Après une soirée de lancement mardi, qui doit présenter les futurs blockbusters de la fin de l’année comme «Indiana Jones et le Cercle Ancien» ou le nouveau «Call of Duty: Black Ops 6», et une journée consacrée aux professionnels mercredi, la Gamescom 2024, grand-messe du jeu vidéo qui se tient à Cologne, en Allemagne, accueillera le public du jeudi 22 au dimanche 25 août.
Pendant quatre jours, professionnels et amateurs vont se croiser dans les immenses halls de la Koelnmesse, où chaque studio dispose de son stand et permet aux visiteurs de tester les dernières nouveautés. Près de 320.000 visiteurs s’étaient rendu à l’édition 2023 et les organisateurs espèrent bien renouer avec les chiffres de fréquentation pré-Covid, qui avoisinaient les 370.000 participants.
Mais en coulisses, les studios font grise mine. Selon le décompte tenu par le site Game Industry Layoffs, au moins 11.000 professionnels du secteur ont été licenciés dans le monde sur les sept premiers mois de 2024, soit déjà plus que pour toute l’année 2023 (environ 10.500).
Dernier exemple marquant: le développeur et éditeur américain Bungie (créateur des jeux «Halo» et «Destiny»), racheté par Sony en 2022, a annoncé le 31 juillet la suppression de 220 postes, soit 17% de ses effectifs, «en raison de l’augmentation des coûts de développement et de l’évolution du secteur, ainsi que des conditions économiques».
Habitué du salon, David Rabineau, développeur français à la tête d’un studio indépendant, Homo Ludens, à Paris, constate que désormais «les budgets sont plus faibles» et les éditeurs, qui financent la production des jeux, plus sélectifs. «Ils cherchent à prendre de moins en moins de risques», explique-t-il, ce qui a aussi des conséquences sur le contenu car «pour survivre, certains doivent développer des jeux moins risqués et donc moins innovants».
Pour Stéphane Rappeneau, co-fondateur de Weirdloop et professeur d’économie du jeu vidéo à la Sorbonne, les éditeurs subissent de plein fouet la baisse des investissements privés. Arrivés lors de la période post-Covid alors que l’industrie du jeu vidéo était en plein boom, ces fonds se tournent désormais vers d’autres secteurs jugés plus porteurs, comme l’intelligence artificielle.
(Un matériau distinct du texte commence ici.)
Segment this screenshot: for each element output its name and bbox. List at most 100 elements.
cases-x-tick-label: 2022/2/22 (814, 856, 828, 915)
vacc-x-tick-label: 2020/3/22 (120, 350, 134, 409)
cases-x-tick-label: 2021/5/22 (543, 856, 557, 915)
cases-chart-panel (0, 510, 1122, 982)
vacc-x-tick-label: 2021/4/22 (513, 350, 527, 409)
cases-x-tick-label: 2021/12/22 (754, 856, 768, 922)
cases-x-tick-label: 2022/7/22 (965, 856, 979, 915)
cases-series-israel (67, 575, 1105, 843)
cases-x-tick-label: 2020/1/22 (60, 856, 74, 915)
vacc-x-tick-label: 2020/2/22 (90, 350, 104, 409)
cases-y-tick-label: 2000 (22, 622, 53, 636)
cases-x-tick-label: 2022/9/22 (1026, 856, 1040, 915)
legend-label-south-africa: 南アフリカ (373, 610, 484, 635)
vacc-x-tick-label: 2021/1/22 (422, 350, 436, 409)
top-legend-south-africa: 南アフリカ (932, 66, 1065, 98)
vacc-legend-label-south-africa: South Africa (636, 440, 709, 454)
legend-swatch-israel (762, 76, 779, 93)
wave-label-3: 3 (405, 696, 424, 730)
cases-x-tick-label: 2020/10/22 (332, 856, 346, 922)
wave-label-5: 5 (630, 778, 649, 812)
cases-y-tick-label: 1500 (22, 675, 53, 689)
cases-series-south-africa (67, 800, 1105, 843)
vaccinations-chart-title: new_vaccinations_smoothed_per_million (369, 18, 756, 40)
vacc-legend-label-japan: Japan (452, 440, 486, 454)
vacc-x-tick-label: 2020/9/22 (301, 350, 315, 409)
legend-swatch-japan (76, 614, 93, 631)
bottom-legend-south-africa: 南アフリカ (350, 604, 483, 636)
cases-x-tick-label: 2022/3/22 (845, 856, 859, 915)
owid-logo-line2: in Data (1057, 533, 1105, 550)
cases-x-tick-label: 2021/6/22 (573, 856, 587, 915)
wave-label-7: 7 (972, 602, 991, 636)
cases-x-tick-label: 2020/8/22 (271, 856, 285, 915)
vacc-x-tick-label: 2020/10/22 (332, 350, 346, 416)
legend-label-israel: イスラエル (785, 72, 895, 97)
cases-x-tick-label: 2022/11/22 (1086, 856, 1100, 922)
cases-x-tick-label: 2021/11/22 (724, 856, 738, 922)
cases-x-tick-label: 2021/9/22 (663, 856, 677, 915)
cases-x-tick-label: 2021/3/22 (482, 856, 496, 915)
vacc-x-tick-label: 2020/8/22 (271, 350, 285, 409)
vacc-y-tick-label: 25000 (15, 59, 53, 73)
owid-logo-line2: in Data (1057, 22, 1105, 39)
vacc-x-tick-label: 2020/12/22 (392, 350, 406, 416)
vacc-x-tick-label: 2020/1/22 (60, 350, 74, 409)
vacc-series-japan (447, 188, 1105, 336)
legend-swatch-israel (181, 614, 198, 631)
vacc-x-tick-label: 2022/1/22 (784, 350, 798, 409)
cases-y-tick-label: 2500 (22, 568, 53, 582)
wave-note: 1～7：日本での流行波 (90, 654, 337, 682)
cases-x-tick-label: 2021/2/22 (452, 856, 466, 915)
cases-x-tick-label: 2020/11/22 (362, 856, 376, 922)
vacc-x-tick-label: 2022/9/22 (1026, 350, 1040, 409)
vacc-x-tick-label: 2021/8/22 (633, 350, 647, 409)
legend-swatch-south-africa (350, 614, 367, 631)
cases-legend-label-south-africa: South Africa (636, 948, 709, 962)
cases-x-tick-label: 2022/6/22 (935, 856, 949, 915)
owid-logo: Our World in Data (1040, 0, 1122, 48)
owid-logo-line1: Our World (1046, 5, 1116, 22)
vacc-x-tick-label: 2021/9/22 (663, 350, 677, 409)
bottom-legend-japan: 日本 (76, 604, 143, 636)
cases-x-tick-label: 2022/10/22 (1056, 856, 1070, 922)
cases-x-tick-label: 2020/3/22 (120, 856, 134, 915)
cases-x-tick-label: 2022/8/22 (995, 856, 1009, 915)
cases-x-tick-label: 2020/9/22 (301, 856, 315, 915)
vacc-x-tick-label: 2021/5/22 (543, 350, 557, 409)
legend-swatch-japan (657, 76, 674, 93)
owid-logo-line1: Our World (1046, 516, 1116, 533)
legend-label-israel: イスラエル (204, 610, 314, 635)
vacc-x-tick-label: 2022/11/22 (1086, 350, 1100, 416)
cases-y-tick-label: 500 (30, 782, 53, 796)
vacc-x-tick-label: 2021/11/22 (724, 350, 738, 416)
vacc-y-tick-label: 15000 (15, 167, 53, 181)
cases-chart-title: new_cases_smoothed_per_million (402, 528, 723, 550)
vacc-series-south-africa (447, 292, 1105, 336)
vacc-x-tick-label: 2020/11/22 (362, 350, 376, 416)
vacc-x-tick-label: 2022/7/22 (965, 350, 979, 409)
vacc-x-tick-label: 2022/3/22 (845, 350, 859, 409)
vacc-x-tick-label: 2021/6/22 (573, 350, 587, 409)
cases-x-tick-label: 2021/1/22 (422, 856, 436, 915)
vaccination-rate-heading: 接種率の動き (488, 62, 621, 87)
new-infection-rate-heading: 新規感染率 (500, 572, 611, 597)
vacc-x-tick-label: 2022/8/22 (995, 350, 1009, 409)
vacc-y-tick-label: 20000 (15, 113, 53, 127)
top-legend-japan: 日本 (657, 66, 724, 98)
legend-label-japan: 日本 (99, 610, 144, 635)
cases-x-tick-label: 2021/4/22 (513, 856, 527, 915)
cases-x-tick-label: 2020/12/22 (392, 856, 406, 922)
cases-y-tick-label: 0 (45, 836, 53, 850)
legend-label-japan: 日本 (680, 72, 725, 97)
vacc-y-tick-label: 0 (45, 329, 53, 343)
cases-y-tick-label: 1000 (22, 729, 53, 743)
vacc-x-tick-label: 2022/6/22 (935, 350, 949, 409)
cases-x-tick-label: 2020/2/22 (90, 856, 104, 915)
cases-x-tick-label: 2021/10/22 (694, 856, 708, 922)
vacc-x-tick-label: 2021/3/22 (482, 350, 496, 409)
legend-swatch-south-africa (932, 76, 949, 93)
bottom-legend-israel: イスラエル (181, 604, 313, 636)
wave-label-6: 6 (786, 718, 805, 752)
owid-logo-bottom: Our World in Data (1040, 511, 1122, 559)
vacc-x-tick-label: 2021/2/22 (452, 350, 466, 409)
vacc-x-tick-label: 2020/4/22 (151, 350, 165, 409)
Par effet en cascade, «les éditeurs répercutent sur les studios ces difficultés de financement», affirme l’économiste.
«Ça a été clairement une année tumultueuse», constate Mat Piscatella, analyste pour le cabinet américain Circana. Selon lui, le marché des consoles de jeu se trouve dans une position délicate «car les PlayStation 5 et Xbox Series ont dépassé leurs pics de vente» tandis que la Switch de Nintendo, sortie en 2017, approche la fin de son exploitation.
Il pointe également le poids pris par les jeux «trous noirs», ces mastodontes de l’industrie comme «Fortnite», «Minecraft», «League of Legends», «Roblox» et «Grand Theft Auto V» (GTA), qui captent depuis des années une grande partie du temps et de l’argent des joueurs, au détriment des nouvelles sorties.
Selon le cabinet Newzoo, en 2023, les jeux publiés avant 2018 représentaient près de 61% du temps total passé en jeu sur ordinateurs et consoles (hors Chine et Inde). Dans un secteur rythmé par les annonces et l’attente de futures sorties, «il n’a jamais été aussi difficile de percer pour les nouveaux jeux», confirme Mat Piscatella.
«Malgré tout, je pense que le pire est derrière nous» veut croire l’analyste, qui espère le retour d’une dynamique positive en 2025. Selon lui, l’arrivée l’an prochain de la console qui succèdera à la Switch, ainsi que la sortie à l’automne 2025 du mastodonte GTA VI, attendu depuis plus de dix ans, devrait «ramener de nombreuses personnes au jeu vidéo» et redonner un coup de fouet à l’industrie.